Well, they tried to figure out what Job did to deserve this. I mean he must have done something bad, right? Clearly this was a punishment. Victim-blaming is as old as the Old Testament. Have you had anyone suggest that you somehow brought your chronic illness on yourself?
They also hypothesize that Job’s dead children probably brought their deaths upon themselves, and say that Job’s lucky his punishment wasn’t worse because he probably deserved something much harsher. Thanks guys! Very helpful.
So here’s the verse that stood out to me:
“I also could speak like you,
if you were in my place;
I could make fine speeches against you
and shake my head at you.
But my mouth would encourage you;
comfort from my lips would bring you relief.
Yet if I speak, my pain is not relieved;
and if I refrain, it does not go away.
Surely, God, you have worn me out.”
I’m sure we’ve all wondered what we would say to someone with our illness if we were healthy and had never experienced it. We all hope we’d refrain from offering that well-meaning advice about what they should or should not have done to get themselves into that situation. We hope we wouldn’t “make fine speeches” or “shake our heads.” We hope we would encourage them and comfort them. But there’s no way to know.
And I’m sure there have been many times when you thought “if I speak, my pain is not relieved, and if I refrain, it does not go away.” Blogging feels that way sometimes. Here, I try to offer comfort, encouragement, and catharsis. But does it make me better? Does it matter at all?
“God, you have worn me out!”
Well, back to Job’s story. After arguing with his pals for a while, yet another well-meaning friend arrives with even more tsk tsks and unhelpful advice. And Job is wondering out loud about life, the universe, and everything between occasional outbursts and his freaking annoying friends. But he never says “God, I hate you!” or “There must not be a God!” or anything accusatory. He cries out to God about how hurt he is, how angry, and how sad. But he passes Satan’s test.
And while he’s tearing his clothes and crying and yelling and his friends are still trying to explain how he kind of deserves all this, God literally parts the sky and goes “SHUT UP, YOU GUYS ARE THE ACTUAL WORST.” Then he takes Job aside and asks him some rhetorical questions, using them like a kind father to explain how little Job understands about life, the universe, and everything. Job agrees, and again, never says anything like “well if I were God…” or “I don’t think the universe should be this way!” He simply acknowledges that he is small and knows little.

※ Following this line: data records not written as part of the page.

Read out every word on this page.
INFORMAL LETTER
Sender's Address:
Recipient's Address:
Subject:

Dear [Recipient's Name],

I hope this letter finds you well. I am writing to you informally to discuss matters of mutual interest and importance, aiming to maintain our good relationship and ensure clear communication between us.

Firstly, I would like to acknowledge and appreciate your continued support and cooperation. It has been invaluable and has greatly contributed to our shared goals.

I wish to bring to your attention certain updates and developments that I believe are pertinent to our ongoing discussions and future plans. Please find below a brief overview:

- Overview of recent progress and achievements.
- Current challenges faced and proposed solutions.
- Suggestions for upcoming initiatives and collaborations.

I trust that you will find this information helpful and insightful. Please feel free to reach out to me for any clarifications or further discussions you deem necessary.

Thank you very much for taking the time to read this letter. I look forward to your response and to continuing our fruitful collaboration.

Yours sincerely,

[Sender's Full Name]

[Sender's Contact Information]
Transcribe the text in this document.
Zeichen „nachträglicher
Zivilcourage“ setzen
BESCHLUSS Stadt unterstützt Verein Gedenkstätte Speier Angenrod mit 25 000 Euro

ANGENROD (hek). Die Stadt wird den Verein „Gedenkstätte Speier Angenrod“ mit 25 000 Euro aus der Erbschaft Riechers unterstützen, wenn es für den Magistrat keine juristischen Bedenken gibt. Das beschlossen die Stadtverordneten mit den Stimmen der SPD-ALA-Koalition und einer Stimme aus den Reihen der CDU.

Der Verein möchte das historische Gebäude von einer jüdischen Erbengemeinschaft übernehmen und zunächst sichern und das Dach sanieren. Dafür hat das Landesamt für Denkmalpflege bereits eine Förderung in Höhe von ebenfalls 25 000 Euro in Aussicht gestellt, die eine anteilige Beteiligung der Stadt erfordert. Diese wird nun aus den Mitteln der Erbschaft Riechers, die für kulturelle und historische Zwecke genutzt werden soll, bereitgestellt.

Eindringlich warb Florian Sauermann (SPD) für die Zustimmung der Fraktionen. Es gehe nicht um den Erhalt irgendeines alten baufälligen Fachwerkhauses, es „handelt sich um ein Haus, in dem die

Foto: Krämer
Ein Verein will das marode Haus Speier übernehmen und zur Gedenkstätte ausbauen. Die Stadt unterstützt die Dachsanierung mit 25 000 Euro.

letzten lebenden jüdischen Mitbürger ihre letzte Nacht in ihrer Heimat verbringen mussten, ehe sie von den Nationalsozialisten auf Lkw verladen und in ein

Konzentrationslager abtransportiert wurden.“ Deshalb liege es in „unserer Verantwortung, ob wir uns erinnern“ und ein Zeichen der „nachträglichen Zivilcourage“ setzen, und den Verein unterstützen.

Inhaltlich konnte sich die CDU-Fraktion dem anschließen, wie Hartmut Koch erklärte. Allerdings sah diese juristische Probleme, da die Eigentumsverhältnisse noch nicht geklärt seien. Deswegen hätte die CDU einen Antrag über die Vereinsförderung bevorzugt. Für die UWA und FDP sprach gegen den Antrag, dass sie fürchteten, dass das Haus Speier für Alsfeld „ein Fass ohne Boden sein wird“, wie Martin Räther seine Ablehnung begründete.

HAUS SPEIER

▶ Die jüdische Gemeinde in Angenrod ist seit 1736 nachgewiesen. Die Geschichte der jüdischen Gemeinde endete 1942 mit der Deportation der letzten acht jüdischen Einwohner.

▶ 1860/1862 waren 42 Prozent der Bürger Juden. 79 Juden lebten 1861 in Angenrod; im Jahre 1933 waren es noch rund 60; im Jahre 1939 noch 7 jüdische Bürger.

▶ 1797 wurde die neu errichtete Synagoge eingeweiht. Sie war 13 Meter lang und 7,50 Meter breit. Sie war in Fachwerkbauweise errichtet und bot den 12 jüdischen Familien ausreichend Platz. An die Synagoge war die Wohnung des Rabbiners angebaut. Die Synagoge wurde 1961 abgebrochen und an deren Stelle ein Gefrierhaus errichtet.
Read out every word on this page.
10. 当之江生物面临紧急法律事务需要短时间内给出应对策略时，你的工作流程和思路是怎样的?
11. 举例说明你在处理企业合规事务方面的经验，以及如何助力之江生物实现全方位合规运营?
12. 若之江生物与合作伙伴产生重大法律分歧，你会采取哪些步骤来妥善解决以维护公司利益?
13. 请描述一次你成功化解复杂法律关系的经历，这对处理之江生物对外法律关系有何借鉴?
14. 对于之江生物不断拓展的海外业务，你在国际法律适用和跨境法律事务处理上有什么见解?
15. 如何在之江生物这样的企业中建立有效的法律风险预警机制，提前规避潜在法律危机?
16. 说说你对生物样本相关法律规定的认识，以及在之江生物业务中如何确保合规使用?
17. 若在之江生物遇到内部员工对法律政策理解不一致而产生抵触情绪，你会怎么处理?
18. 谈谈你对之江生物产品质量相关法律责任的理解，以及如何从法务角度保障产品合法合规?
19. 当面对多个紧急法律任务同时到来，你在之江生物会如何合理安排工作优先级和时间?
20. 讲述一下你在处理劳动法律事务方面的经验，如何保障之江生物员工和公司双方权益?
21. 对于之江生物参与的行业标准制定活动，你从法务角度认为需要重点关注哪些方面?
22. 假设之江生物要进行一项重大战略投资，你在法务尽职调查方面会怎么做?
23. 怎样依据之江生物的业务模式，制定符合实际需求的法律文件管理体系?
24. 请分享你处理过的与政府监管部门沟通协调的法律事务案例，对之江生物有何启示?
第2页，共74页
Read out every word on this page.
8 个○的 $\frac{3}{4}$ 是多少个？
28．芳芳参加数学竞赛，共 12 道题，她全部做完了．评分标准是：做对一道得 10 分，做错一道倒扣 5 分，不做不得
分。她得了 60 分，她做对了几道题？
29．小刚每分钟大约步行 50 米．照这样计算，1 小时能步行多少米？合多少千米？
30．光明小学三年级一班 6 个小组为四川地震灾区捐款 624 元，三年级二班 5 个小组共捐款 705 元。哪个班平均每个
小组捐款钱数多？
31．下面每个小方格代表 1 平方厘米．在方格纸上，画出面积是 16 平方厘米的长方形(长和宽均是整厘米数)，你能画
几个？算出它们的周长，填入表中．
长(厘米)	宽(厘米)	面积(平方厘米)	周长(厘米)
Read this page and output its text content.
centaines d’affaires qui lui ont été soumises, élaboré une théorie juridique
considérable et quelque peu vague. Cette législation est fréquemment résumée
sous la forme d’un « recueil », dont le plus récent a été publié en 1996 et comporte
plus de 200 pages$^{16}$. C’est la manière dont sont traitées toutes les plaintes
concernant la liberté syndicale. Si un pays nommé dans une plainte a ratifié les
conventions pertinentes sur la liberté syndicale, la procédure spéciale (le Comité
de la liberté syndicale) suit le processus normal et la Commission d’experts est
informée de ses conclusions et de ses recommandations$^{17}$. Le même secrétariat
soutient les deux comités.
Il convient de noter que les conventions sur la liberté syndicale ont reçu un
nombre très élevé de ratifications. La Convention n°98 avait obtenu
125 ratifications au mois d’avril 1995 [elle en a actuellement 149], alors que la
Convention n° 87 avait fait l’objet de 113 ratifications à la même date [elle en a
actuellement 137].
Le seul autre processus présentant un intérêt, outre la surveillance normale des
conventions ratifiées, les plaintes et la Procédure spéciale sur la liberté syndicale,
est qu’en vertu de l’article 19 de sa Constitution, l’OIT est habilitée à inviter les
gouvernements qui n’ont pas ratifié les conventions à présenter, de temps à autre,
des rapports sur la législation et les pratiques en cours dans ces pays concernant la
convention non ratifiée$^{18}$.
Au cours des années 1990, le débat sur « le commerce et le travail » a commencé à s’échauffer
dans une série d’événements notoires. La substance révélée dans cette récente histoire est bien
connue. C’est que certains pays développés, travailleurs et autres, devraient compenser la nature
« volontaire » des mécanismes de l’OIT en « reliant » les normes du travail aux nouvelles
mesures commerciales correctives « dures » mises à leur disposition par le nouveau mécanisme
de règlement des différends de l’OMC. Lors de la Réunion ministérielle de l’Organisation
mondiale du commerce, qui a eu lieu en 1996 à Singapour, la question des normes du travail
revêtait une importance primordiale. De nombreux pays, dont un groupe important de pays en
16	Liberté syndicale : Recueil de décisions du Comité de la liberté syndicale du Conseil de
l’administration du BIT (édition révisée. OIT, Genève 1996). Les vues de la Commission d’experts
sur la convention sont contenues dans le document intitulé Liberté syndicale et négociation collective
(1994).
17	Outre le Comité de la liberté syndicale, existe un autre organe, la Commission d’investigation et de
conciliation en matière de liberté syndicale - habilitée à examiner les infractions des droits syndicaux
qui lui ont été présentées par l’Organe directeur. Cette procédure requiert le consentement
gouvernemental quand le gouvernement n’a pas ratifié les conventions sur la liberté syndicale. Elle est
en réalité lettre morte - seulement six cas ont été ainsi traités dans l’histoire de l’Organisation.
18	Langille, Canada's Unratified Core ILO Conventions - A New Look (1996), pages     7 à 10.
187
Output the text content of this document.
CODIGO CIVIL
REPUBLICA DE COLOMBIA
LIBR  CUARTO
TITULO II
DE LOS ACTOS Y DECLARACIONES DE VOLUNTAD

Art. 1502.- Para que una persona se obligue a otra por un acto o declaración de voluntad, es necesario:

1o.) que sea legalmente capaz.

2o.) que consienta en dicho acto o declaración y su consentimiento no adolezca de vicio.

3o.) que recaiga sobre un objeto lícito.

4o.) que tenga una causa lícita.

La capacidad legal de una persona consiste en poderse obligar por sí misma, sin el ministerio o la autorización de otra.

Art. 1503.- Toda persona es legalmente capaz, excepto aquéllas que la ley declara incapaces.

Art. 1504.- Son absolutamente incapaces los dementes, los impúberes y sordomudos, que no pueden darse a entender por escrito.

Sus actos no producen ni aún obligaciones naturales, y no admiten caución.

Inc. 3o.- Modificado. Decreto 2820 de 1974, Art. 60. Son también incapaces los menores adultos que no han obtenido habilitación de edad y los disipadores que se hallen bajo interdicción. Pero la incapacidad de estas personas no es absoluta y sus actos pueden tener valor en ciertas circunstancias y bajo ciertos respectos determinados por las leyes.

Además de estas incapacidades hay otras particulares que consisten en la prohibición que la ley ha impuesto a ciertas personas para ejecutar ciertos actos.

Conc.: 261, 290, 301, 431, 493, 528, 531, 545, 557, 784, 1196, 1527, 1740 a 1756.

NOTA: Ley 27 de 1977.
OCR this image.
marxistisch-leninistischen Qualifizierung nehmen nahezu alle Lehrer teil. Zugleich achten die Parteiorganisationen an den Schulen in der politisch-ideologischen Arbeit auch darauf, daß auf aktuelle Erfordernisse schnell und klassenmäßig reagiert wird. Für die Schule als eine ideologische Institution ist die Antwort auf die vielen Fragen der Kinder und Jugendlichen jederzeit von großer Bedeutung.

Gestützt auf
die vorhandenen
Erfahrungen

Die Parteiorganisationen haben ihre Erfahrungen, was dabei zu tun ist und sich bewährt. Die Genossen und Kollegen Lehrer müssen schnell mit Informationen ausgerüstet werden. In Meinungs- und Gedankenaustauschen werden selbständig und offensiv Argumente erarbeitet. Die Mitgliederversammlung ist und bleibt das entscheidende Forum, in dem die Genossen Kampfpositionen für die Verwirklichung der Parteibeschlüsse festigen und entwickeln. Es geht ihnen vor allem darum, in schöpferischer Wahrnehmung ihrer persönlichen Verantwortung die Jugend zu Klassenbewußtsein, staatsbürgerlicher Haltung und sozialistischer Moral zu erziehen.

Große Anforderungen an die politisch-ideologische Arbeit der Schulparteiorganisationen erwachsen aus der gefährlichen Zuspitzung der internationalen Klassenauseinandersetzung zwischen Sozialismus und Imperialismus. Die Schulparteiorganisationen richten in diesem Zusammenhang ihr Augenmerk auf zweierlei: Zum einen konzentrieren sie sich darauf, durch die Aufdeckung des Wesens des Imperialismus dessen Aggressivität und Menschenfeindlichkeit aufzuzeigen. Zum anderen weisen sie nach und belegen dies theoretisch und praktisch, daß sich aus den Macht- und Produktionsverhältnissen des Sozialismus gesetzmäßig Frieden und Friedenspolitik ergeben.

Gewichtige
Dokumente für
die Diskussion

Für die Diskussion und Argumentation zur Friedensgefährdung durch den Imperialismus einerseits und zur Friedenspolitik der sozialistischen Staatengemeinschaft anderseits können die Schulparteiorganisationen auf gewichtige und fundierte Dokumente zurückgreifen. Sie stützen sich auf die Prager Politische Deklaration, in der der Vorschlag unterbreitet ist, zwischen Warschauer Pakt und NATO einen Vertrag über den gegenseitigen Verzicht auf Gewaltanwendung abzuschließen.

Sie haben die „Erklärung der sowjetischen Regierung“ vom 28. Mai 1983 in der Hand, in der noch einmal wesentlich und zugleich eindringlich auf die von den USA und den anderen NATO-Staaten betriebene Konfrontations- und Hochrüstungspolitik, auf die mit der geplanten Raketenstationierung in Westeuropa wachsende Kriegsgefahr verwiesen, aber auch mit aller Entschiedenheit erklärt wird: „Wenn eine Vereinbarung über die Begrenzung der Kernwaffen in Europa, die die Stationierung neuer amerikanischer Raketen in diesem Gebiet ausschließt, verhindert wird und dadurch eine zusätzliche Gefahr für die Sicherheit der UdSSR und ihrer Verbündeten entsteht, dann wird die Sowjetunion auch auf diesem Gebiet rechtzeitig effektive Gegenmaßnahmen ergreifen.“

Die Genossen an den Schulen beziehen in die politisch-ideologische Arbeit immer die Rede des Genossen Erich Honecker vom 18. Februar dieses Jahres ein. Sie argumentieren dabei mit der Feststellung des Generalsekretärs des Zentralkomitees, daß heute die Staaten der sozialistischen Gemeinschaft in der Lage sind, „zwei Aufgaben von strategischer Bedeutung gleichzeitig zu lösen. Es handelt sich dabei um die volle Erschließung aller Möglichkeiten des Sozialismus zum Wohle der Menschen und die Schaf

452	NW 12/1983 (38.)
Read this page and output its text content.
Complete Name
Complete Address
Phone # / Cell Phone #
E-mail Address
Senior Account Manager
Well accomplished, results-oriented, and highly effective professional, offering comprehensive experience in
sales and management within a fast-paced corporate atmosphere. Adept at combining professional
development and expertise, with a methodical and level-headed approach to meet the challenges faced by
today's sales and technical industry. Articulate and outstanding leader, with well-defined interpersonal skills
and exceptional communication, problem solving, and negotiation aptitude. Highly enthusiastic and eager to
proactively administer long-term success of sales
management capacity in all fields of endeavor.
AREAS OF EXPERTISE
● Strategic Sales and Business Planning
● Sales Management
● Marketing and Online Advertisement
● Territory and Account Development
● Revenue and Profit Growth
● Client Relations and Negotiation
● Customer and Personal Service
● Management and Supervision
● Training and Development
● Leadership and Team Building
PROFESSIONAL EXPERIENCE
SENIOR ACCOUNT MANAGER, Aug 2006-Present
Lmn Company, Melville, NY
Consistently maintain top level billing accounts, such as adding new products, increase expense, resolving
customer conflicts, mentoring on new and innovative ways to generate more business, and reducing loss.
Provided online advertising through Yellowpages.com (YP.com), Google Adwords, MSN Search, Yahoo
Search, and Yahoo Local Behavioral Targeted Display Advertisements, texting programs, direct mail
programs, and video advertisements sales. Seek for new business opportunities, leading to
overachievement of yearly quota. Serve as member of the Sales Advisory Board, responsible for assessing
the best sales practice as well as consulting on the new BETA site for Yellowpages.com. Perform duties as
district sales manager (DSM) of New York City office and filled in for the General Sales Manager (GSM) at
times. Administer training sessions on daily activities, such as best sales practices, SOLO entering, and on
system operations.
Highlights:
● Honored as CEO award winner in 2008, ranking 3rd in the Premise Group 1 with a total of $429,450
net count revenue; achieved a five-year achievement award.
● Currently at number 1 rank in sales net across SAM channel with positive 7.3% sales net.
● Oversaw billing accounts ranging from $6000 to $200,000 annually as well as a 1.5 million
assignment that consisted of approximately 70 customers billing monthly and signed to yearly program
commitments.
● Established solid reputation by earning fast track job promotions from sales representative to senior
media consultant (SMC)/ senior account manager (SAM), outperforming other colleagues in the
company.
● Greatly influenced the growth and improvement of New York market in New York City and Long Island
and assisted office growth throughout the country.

The God goes back to Job’s well-meaning friends and is about to really let them have it, but Job jumps in and says hey, they’re also dumb little humans. And he can’t hold that against them, and he asks God not to hold it against them either.
So here’s two things to take from this:
If you have well-meaning friends who have tried to tell you you’re not working hard enough to get better, or that you wouldn’t be sick if you hadn’t x, y, or z, remember that they’re just dumb little humans. Think of life, the universe, and everything that you don’t understand, and empathize with their stupidity and ignorance.
And also remember that God empathizes with you. Any moment he might be ready to open the sky and really tell those well-meaning people off. He feels your feels.
And if you’re not of the Christian disposition, I hope you take something from this story as well. You’re not alone. These well-meaners are as old as the mountains, and generations upon generations have had to deal with this crap. You don’t understand everything either, and all us humans just have to muddle through life, the universe, and everything together.
I’m going to end this with the benediction my church ends each service with, because I think it’s a beautiful blessing to send someone off with.
“May the Lord bless you and keep you, the Lord make his face to shine upon you and be gracious unto you. May the Lord look upon you with His favor, and give you His peace.”